Calendly, for example, uses a variety of strategies to optimize their viral growth:

      • WoM: The quality and usefulness of the product inspires users to talk about it simply because it’s such a great solution to a common problem—finding a mutually agreeable meeting time without the agony of endless back-and-forth negotiations.
      • Demonstration Virality: Sharing is a built-in feature of Calendly that kicks in each time a meeting organizer sends a Calendly link to a meeting participant. Once the invitee sees how easy and painless it is to schedule time on the other person’s calendar, you can bet they want to know more about how they can use Calendly for their own scheduling needs.
      • Network Virality: Finally, Calendly is much more fun and effective when used with multiple calendars across teams. This is a product that just makes more sense when adopted widely throughout a network. Whether that expansion is driven from the bottom up or from the top down, it will have the same positive effect on Calendly’s growth.
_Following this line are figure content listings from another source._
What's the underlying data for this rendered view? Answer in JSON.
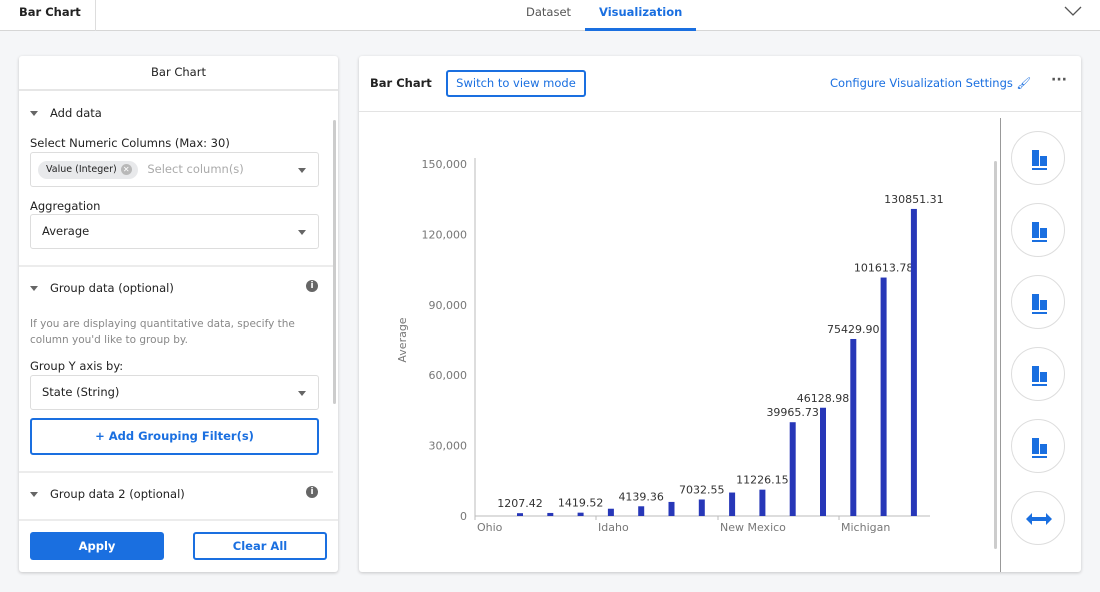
{
  "app_title": "Bar Chart",
  "tabs": [
    {
      "label": "Dataset"
    },
    {
      "label": "Visualization"
    }
  ],
  "left_panel": {
    "title": "Bar Chart",
    "add_data": {
      "title": "Add data",
      "columns_label": "Select Numeric Columns (Max: 30)",
      "chip": "Value (Integer)",
      "columns_placeholder": "Select column(s)",
      "aggregation_label": "Aggregation",
      "aggregation_value": "Average"
    },
    "group_data": {
      "title": "Group data (optional)",
      "help": "If you are displaying quantitative data, specify the column you'd like to group by.",
      "group_label": "Group Y axis by:",
      "group_value": "State (String)",
      "add_filter": "+ Add Grouping Filter(s)"
    },
    "group_data_2": {
      "title": "Group data 2 (optional)"
    },
    "apply": "Apply",
    "clear": "Clear All"
  },
  "main": {
    "title": "Bar Chart",
    "switch": "Switch to view mode",
    "configure": "Configure Visualization Settings",
    "more": "···"
  },
  "side_tools": [
    "merge-columns-icon",
    "sum-icon",
    "percent-100-icon",
    "trend-compare-icon",
    "sort-bars-icon",
    "swap-axes-icon"
  ],
  "chart_data": {
    "type": "bar",
    "ylabel": "Average",
    "ylim": [
      0,
      150000
    ],
    "yticks": [
      "0",
      "30,000",
      "60,000",
      "90,000",
      "120,000",
      "150,000"
    ],
    "ytick_values": [
      0,
      30000,
      60000,
      90000,
      120000,
      150000
    ],
    "x_tick_labels": [
      "Ohio",
      "Idaho",
      "New Mexico",
      "Michigan"
    ],
    "bar_color": "#2737b8",
    "values": [
      1207.42,
      1300,
      1419.52,
      3100,
      4139.36,
      6000,
      7032.55,
      10000,
      11226.15,
      39965.73,
      46128.98,
      75429.9,
      101613.78,
      130851.31
    ],
    "labels": [
      "1207.42",
      "",
      "1419.52",
      "",
      "4139.36",
      "",
      "7032.55",
      "",
      "11226.15",
      "39965.73",
      "46128.98",
      "75429.90",
      "101613.78",
      "130851.31"
    ]
  }
}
To take full advantage of viral and network effects in your own product growth strategy, you need to integrate supporting elements into your product from day one:

      • Focus on building the best product possible in order to inspire WoM.
      • Consider how you might create different kinds of incentives to help sweeten the deal for users who could be persuaded to invite people to join up.
      • Make it easy for users to demonstrate the value of your product by enabling a variety of sharing methods, including online and in real life.
      • Be careful about product naming to ensure that when someone tells friends and colleagues about your product, you’ve chosen a name that’s easy to remember and easy to find.
      • Build in collaboration tools that drive greater depth of value as users grow their own network within the product.

Two final tips:

    • Don’t forget to take advantage of every chance you get to convert people who are experiencing your product as non-users. For instance, brands like Calendly, Dropbox and Zoom proactively invite non-users who are participating in a meeting or accessing a document to sign up for their own accounts.
    • Don’t overlook the value of building a strong community. Depending on what type of product you’re selling, strong developer relations can affect your growth either directly or indirectly. In either case, it’s an opportunity that’s worth exploring.